While the TTC Board explores options, Granger plans to continue advocating for lower transit fares for post-secondary students. He is not the only one; TTC Riders and the Toronto Youth Council have also sent letters in support of the motion. 

Currently, the only discount available to post-secondary students is the discounted monthly Metropass, equivalent to 39 trips per month at the adult fare. However, most full-time students average 30 trips per month, leaving thousands without affordable transit options. With Toronto’s high rent and Ontario’s post-secondary tuition fees amongst the highest in the country, expensive transit fare is an added fee that many students struggle to afford. In passing this motion, City Council is requesting the TTC Board to look into more affordable fare options available to all students. 

Potential options include lower single fare, or a further discounted monthly pass, although no information has been released yet.  

In an interview with The Mike, Layton stated that he “is optimistic [the proposal] will be met by support from the TTC.” The Board is also requested to take into account recent fee system changes such as the Student Choice Initiative and report back in the 2020 Budget process. 

Layton further emphasized that “books alone can set […] students back $1,500 a year on average. Every bit the city can give back to help our students we should take advantage of.”  

According to The Varsity’s reports, the sole opposing council member, Councillor Stephen Holyday, worries that the motion may ultimately result in increased costs for taxpayers and non-post-secondary TTC users. He is further concerned about the potential “disunity between the council and other orders of government.” 

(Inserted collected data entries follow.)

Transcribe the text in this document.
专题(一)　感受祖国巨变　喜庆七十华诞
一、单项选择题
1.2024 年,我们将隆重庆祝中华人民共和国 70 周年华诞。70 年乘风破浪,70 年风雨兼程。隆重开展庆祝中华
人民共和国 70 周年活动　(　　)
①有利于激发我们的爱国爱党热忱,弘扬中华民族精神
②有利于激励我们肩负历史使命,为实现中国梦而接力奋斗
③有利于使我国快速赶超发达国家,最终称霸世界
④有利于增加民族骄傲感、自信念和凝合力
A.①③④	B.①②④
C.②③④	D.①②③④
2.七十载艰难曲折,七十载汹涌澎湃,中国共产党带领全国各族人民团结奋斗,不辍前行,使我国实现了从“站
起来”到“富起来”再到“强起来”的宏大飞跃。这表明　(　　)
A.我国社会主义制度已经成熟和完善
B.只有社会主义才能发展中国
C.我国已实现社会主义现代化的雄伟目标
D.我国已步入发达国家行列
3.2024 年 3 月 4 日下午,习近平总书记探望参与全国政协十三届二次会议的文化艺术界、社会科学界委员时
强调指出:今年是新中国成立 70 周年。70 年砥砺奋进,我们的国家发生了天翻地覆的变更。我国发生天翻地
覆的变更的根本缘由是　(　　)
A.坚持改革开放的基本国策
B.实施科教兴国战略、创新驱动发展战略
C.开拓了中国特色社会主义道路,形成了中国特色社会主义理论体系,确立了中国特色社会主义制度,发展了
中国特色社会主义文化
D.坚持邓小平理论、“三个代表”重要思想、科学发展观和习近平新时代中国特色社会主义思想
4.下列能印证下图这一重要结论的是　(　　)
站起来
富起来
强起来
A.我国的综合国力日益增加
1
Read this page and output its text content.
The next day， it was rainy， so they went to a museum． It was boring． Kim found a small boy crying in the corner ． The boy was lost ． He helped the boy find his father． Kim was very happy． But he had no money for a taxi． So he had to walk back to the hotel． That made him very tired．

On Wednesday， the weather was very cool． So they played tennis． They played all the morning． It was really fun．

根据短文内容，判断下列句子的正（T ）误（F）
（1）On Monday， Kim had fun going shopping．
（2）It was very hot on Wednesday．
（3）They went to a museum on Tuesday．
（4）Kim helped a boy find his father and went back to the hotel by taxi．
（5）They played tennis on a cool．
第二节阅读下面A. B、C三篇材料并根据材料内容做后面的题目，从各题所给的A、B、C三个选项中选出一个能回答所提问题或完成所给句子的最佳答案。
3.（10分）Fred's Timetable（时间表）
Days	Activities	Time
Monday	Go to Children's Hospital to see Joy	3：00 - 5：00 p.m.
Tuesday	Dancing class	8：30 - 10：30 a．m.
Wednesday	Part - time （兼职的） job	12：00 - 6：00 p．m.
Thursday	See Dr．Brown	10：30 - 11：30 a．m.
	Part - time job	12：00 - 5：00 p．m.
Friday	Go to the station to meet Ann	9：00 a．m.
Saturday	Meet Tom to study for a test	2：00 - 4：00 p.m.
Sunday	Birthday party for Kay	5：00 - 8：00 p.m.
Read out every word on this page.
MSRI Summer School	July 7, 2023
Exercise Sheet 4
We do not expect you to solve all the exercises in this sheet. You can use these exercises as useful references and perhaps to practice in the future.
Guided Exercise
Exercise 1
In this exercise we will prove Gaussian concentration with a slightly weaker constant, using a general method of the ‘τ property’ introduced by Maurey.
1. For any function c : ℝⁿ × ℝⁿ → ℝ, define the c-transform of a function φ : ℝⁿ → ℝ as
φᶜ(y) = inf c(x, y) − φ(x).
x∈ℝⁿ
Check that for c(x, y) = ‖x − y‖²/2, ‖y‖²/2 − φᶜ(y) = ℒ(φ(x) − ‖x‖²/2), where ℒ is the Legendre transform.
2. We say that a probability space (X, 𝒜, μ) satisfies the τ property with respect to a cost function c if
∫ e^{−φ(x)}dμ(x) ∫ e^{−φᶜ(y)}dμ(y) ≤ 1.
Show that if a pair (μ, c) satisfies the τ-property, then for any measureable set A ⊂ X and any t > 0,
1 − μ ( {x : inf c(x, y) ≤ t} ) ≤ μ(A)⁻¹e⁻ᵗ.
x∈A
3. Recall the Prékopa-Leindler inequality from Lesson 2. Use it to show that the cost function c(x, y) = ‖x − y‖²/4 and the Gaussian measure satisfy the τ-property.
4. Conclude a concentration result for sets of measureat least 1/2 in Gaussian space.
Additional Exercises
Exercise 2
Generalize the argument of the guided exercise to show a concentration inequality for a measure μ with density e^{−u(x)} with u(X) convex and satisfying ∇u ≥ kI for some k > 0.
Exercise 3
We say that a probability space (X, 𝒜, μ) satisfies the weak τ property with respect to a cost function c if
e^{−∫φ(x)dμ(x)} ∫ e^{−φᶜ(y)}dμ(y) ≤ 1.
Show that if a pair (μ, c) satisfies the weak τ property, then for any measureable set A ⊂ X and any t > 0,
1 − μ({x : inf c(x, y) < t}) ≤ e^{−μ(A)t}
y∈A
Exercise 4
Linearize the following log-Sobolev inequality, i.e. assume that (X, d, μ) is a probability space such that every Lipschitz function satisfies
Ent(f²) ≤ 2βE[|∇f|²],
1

In opposition, Layton felt that the fees will not be passed onto other users, maintaining that the TTC had other sources of funding in addition to fares, pointing out operational subsidies as an option. Layton further remarked to The Mike that “a government’s priorities can be identified in the budgets they approve and there are ways of ensuring we are improving the quality of life for all students, without making life more expensive for others.” 

Layton emphasizes that government subsidy is needed, noting that the operational subsidy for the TTC is the lowest in North America. He also argued that “the higher orders of government [should] take the operation of one of the largest transit systems in North America seriously, and fund [the] operating revenues more substantially than they already are.”